To whom, then, should the decision be left? It should, in my opinion, be left to a real judge—to some broad, keen critic of poetry with a clear, unbiased contemporary view of the whole domain of the art. It matters not whether he is professional or amateur, so he is untouched by academicism and has not done so much reading or writing as to impair his mental digestion and his clarity of vision. Care, of course, would have to be used in safeguarding the critic-judge against undue pressure in favor of this candidate or that; and in safeguarding the incumbent of the fellowship from yet more insidious influences. For the apparently liberated poet would merely have exchanged prisons if he learned that the founder of the fellowship wished to dictate what sort of poetry he should write.
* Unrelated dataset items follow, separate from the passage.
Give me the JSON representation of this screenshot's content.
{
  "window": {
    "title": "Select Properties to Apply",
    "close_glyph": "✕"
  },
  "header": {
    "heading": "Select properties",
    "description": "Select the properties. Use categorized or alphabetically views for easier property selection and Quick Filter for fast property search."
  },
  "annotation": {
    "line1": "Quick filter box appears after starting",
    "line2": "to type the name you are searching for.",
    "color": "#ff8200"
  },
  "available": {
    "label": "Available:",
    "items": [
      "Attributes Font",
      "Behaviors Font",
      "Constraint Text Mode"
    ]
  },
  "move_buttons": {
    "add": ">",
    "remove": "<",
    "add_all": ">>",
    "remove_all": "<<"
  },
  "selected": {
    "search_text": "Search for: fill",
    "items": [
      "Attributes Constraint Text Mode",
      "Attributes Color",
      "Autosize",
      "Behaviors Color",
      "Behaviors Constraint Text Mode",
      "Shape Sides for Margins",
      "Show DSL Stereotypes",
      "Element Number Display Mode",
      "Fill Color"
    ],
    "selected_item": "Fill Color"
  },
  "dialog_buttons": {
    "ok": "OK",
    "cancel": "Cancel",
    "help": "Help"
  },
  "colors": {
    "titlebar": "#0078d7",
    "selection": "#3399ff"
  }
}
The idea of poetry fellowships is not as novel as it perhaps may sound. It is no mere empirical theory. Americans ought to be proud to know that, in a modest way, it has recently been tried here, and is proving a success. I am told that already two masters of poetry have been presented to us as free workers in their art by two Boston philanthropists, and have been enabled to accomplish some of their best work through such fellowships as are here advocated. This fact should put cities like New York, Pittsburg, and Chicago on their mettle. For they must realize that Boston, with her quiet, slow-moving, Old-World pace, has not done to poetry a tithe of the harm that her more energetic neighbors have, and should therefore not be suffered to bear the entire brunt of the expiation.

Men say that money cannot buy a joyful heart. But next to writing a great poem, I can scarcely imagine a greater happiness than to know that a thousand of my dollars had enabled an imprisoned genius to shake from his shoes the dust of a city office and go for a year to "God's outdoors," there to free his system of some of the beauty that had chokingly accumulated there until it had grown an almost intolerable pain. What joy to know that my fellowship had given men the modern New World "Hyperion," or "Prelude," or "Ring and the Book"! And even if that whole year resulted in nothing more than a "Skylark," or a "Rabbi Ben Ezra," or a "Crossing the Bar"—could one possibly consider such a result in the same thought-wave with dollars and cents?
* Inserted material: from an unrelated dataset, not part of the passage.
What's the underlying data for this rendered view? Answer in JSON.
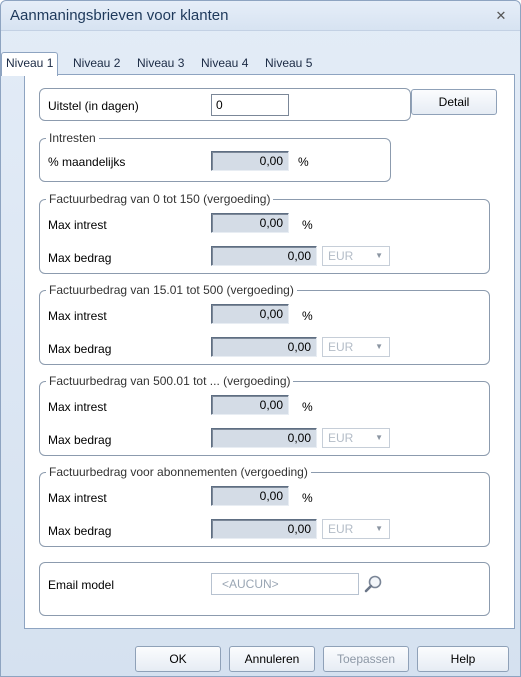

But this thousand dollars might do something even better than help produce counterparts of famous poems created in other times and lands. It might actually secure the inestimable boon of a year's leisure, a procession of peaceful vistas, and a brimming cup for one of that "new brood" of "poets to come" which Walt Whitman so confidently counted upon to 'justify him and answer what he was for.' This handful of gold might make it possible for one of these new poets to come into his own, and ours, at once, and in his own person accomplish that fusion, so devoutly to be wished, of those diverse factors of the greatest poetry which have existed among us thus far only in awful isolation—the possession of this one and that of our chief singers.
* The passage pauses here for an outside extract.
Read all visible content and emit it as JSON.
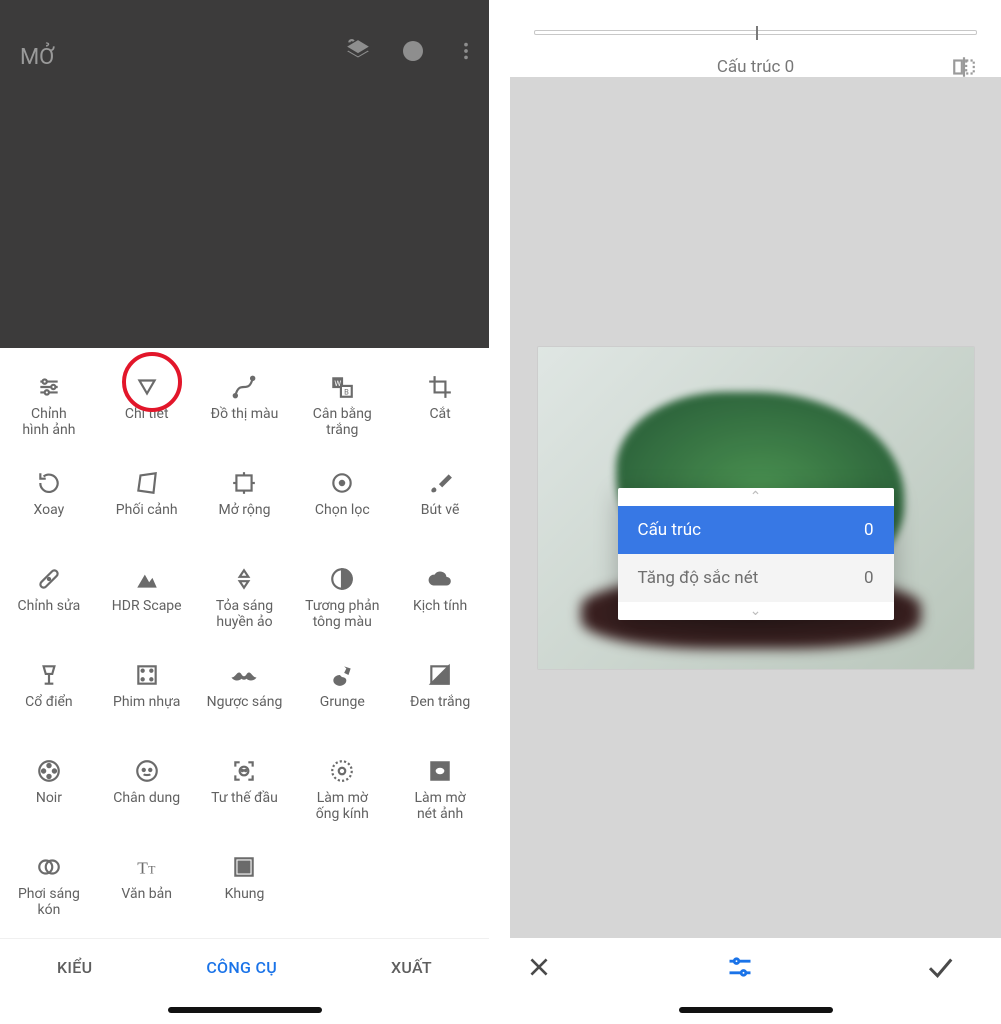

How fervently we poetry-lovers wish that one of the captains of industry would feel impelled to put his hand into his pocket—if only into his watch-pocket—or adorn his last testament with a modest codicil! It would be such poetic justice if one of those who have prospered through the very speeding-up process which has so seriously crippled our poetry, should devote to its service a small tithe of what he has won from poetry's loss—and thus hasten our renaissance of singers, and bring a new dawn, 'brighter than before known,' out of the dusk of the poets.



IX

THE JOYOUS MISSION OF MECHANICAL MUSIC

I wonder if any other invention has ever, in such a brief time, made so many joyful hearts as the invention of mechanical music. It has brought light, peace, gladness, and the gift of self-expression to every third or fourth flat, villa, and lonely farmhouse in the land. Its voice has literally gone out through all the earth, and with a swiftness more like that of light than of sound.